How to choose your route
What route are you going to do? Point-to-point? Multiple loops? Out and back? Make sure you’ve got this planned and decided before the day, as it’s up to you to choose now! If you choose to run near home, you can also run portions of your potential route while training to see how you like them.
Here are our tips for choosing your route:
- Find a route that works for what you need and that you find exciting. 26.2 miles is a long run and some variety will help keep you going.
- If possible, choose a flat route… unless you’re looking for a challenge!
- Try and stick to trails and pavements if you can – roads won’t be closed, and safety should always come first.
- Keep in mind wind direction. If your route is point-to-point, try and run with the wind rather than against it.
- Try and plot in landmarks and views to keep your route interesting and help with motivation.
Get your nutrition right
Another downside to running a virtual marathon is that there are no feed stations waiting for you, meaning you need to plan your nutrition ahead of time. Here are some tips on how to stay fuelled:
- Create mini-feed stations along your route with the support of family or friends. We recommend taking a HIGH5 Energy Gel Aqua every 30 minutes, so place these feed stations depending on your pace.
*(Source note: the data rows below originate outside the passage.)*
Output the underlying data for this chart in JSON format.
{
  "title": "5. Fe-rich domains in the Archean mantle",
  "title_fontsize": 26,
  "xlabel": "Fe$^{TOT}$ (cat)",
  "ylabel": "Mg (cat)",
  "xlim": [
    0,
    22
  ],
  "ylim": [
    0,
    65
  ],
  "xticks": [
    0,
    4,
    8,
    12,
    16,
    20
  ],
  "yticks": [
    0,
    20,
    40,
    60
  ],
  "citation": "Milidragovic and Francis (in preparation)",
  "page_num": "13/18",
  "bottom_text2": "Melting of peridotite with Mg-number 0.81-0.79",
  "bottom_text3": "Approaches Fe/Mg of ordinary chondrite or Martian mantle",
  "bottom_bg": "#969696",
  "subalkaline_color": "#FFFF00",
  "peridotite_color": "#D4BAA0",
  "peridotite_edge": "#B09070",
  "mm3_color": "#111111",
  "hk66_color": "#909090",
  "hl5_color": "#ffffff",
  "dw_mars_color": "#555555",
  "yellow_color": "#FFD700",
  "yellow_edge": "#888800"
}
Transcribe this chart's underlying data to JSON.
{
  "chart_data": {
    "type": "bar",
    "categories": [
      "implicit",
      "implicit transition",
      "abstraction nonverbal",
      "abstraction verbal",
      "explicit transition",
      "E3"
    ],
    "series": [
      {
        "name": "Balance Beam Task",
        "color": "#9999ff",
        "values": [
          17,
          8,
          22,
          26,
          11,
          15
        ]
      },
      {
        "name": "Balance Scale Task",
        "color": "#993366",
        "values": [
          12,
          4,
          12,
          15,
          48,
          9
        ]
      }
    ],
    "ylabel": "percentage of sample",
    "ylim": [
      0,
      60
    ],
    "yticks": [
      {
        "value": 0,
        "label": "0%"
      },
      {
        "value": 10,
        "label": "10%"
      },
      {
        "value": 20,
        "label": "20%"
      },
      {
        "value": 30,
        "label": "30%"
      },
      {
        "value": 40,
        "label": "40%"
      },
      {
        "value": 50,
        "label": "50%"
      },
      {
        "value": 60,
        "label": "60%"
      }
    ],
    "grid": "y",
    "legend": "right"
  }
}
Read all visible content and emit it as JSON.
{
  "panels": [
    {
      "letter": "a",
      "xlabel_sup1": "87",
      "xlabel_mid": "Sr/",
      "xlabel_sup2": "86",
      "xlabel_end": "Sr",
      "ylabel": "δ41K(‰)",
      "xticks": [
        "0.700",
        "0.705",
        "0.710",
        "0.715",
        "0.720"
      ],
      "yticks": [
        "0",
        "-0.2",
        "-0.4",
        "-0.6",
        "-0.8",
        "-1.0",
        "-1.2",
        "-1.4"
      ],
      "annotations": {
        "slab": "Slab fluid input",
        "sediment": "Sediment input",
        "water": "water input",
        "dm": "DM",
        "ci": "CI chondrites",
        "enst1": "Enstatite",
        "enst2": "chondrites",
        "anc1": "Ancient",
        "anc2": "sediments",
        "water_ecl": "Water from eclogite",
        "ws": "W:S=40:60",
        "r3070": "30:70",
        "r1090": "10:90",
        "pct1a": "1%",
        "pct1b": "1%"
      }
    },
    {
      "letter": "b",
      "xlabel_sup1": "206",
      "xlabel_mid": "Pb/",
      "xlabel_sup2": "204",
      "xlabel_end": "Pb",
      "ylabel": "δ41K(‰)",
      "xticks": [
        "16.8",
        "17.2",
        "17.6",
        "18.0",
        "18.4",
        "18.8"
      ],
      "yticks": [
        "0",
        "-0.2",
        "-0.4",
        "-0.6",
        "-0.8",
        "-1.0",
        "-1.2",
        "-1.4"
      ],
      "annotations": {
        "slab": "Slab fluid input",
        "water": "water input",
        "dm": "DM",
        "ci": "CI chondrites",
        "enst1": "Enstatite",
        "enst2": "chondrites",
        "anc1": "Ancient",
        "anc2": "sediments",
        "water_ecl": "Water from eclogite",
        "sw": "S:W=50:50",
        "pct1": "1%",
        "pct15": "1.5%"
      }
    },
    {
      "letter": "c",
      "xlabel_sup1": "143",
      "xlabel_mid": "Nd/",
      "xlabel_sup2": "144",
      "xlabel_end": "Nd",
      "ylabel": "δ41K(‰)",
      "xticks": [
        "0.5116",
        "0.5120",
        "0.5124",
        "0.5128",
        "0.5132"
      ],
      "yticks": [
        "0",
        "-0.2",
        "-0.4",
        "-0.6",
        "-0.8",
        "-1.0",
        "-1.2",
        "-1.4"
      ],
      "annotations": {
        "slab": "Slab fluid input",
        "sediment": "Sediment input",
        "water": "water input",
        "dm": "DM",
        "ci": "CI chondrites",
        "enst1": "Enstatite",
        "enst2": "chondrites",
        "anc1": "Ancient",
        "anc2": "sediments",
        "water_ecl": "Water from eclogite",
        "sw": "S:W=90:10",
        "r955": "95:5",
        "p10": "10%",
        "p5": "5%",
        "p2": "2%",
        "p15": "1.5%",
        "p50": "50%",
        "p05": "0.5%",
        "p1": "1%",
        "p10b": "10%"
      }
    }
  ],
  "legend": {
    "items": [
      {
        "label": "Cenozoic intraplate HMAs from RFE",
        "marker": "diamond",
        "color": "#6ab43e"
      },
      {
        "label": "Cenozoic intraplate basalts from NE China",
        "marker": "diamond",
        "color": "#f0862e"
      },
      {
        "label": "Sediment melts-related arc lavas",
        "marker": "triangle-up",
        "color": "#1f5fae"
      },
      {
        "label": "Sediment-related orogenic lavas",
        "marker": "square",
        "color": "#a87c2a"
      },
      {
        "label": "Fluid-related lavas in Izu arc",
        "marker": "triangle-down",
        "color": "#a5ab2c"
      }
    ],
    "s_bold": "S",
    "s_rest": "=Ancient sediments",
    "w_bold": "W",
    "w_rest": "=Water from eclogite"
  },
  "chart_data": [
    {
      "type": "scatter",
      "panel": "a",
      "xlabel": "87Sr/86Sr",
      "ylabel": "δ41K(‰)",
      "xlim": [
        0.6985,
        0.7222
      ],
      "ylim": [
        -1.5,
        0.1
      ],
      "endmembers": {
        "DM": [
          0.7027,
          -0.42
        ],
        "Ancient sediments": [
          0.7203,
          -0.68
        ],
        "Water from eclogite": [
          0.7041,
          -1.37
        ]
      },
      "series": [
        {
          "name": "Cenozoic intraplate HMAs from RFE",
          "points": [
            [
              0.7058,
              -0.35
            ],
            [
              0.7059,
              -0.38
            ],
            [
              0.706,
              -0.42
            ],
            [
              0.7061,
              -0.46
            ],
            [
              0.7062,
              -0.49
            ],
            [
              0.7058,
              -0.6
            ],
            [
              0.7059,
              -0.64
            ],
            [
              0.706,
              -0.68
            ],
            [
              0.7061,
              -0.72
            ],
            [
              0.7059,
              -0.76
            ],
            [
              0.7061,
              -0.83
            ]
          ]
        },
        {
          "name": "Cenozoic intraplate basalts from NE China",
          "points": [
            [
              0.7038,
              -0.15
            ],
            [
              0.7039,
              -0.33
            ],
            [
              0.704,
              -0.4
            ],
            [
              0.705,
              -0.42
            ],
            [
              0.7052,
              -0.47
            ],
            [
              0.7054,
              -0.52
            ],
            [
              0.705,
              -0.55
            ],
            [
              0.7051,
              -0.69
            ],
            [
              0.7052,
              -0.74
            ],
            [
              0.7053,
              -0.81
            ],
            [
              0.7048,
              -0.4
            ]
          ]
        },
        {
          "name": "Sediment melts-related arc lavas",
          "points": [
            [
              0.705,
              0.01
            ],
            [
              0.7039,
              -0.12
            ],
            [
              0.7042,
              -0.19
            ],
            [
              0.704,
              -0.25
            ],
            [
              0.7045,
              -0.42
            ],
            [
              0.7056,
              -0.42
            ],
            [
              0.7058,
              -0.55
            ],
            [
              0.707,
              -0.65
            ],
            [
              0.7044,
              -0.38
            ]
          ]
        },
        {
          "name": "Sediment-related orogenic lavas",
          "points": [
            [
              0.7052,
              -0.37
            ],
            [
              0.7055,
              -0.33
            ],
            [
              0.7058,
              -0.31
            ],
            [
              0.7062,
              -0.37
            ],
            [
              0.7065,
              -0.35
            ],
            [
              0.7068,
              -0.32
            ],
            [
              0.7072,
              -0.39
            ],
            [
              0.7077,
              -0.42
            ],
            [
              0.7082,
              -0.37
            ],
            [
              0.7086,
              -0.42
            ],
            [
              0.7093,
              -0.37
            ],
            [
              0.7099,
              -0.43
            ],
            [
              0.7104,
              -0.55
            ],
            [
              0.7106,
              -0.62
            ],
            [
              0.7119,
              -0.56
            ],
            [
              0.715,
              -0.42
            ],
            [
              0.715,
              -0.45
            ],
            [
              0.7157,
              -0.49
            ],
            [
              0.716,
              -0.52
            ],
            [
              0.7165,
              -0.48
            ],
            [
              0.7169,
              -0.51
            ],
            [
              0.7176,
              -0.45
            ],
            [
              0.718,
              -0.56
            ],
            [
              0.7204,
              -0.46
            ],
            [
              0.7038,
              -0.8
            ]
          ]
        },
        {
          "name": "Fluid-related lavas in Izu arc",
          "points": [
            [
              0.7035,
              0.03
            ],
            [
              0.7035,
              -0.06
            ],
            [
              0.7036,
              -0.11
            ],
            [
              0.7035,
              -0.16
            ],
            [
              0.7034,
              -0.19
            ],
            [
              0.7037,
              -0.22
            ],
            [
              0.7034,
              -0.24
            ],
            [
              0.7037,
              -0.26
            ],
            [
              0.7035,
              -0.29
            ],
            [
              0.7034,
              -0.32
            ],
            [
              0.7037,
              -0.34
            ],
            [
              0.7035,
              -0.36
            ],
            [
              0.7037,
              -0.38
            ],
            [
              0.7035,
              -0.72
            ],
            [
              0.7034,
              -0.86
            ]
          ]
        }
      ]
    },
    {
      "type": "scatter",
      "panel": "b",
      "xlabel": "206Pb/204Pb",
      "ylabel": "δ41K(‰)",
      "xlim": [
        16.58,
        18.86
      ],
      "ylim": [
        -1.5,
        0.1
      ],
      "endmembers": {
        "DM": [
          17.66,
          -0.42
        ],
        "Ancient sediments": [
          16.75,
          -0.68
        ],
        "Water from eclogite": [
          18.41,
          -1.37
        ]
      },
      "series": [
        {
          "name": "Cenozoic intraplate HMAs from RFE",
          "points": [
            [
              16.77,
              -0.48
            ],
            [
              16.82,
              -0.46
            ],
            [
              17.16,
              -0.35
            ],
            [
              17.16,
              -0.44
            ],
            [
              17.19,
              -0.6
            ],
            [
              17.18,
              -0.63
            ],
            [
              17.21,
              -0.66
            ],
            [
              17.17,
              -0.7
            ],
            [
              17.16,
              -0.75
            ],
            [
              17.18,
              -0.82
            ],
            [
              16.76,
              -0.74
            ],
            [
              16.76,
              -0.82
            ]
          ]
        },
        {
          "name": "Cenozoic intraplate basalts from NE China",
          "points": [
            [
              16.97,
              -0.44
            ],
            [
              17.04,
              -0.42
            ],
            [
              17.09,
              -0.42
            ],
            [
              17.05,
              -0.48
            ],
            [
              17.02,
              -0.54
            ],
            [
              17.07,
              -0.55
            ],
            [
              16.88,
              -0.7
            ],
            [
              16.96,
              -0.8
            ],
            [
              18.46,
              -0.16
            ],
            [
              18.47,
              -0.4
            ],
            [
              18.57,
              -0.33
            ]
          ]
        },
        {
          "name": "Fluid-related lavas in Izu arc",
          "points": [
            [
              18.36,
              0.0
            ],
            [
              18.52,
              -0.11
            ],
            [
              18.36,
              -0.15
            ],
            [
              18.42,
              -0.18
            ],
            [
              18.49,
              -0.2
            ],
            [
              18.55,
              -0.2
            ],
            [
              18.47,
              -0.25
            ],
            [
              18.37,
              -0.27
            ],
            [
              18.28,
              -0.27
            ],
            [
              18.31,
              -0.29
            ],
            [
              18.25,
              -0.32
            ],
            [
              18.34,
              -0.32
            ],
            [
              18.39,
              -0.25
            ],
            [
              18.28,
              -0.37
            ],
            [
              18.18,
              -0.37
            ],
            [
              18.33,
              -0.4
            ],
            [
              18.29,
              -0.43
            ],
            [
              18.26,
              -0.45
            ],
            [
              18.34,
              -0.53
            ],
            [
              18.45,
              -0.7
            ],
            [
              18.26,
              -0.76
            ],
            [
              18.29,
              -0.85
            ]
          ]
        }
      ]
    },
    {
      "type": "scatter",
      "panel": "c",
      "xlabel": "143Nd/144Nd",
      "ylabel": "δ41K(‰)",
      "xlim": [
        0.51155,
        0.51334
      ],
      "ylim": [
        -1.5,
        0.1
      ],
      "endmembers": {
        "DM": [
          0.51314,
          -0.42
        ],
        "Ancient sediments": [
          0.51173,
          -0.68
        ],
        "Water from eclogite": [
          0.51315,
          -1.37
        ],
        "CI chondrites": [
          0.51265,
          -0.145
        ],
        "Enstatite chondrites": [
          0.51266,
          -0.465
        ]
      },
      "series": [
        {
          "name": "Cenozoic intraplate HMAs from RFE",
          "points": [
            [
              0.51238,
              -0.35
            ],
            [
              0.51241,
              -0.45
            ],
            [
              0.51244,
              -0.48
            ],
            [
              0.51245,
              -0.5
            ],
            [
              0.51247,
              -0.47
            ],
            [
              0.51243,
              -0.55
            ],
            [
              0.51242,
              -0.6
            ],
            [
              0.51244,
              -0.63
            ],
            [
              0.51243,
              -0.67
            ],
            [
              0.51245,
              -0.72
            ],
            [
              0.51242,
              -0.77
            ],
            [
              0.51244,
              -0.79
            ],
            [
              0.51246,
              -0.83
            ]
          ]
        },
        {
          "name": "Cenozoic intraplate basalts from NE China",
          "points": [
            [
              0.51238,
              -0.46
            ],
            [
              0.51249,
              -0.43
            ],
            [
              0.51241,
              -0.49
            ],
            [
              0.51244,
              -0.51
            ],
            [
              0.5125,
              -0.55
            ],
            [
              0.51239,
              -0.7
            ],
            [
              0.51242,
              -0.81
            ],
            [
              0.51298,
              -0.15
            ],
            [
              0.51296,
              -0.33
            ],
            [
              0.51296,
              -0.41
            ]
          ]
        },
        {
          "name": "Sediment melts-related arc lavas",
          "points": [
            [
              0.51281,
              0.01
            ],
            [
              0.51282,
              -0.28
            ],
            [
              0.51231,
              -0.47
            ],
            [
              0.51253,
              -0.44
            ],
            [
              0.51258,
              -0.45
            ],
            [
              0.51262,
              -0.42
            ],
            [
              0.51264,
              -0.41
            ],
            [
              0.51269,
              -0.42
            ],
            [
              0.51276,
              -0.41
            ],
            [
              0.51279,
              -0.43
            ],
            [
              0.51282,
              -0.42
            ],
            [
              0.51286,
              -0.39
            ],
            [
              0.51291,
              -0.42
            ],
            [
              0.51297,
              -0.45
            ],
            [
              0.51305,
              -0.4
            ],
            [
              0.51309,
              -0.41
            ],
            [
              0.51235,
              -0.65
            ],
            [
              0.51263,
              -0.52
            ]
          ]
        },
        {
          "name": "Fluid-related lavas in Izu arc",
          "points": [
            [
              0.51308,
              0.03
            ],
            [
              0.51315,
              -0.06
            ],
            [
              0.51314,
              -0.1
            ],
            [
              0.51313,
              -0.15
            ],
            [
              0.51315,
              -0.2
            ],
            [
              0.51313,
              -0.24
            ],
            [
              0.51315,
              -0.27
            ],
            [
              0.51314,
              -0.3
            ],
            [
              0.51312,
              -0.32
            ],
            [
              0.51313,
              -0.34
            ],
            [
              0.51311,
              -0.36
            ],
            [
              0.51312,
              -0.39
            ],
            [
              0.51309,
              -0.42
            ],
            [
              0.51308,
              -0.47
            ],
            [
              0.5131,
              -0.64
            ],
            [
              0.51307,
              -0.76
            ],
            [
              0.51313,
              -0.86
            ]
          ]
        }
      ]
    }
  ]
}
- Plan a route with shorter loops that allow you to run back past your house if you’re running solo. For example, if planning to take a gel every 30 minutes, you could plan out an hour loop, take one gel at home and carry one with you. If you want to carry more gels, you could create a longer loop.
- Another option is to carry a small backpack with a water bladder and a race belt. Our recommendations are to take a gel every 20-30 minutes, totalling 10-12 gels over a 4-5 hour race. You could add HIGH5 Energy Drink to your water bladder for extra energy if you don’t want to carry that many gels or you are unable to make your own feed station.
Not sure where to start with race day nutrition? Check out HIGH5’s guide here.
How to stay motivated on course
26.2 miles can get tough towards later stages, especially without crowds cheering you on. Here are our tips on how to give your race some of that event day magic:
Get your family and friends involved – whether they’re running alongside you in sections, at feed stations or making plenty of noise!
- Let your neighbours and friends know about your race – when, where and why you’re taking part. You can ask them to come and support you if they’re able – even if it’s just from their living room window as you zoom past!
- Find other participants that might be nearby by searching online or through the charity you’re supporting. You could run a route with them!
- Use social media to share your progress and encourage your friends to share your efforts!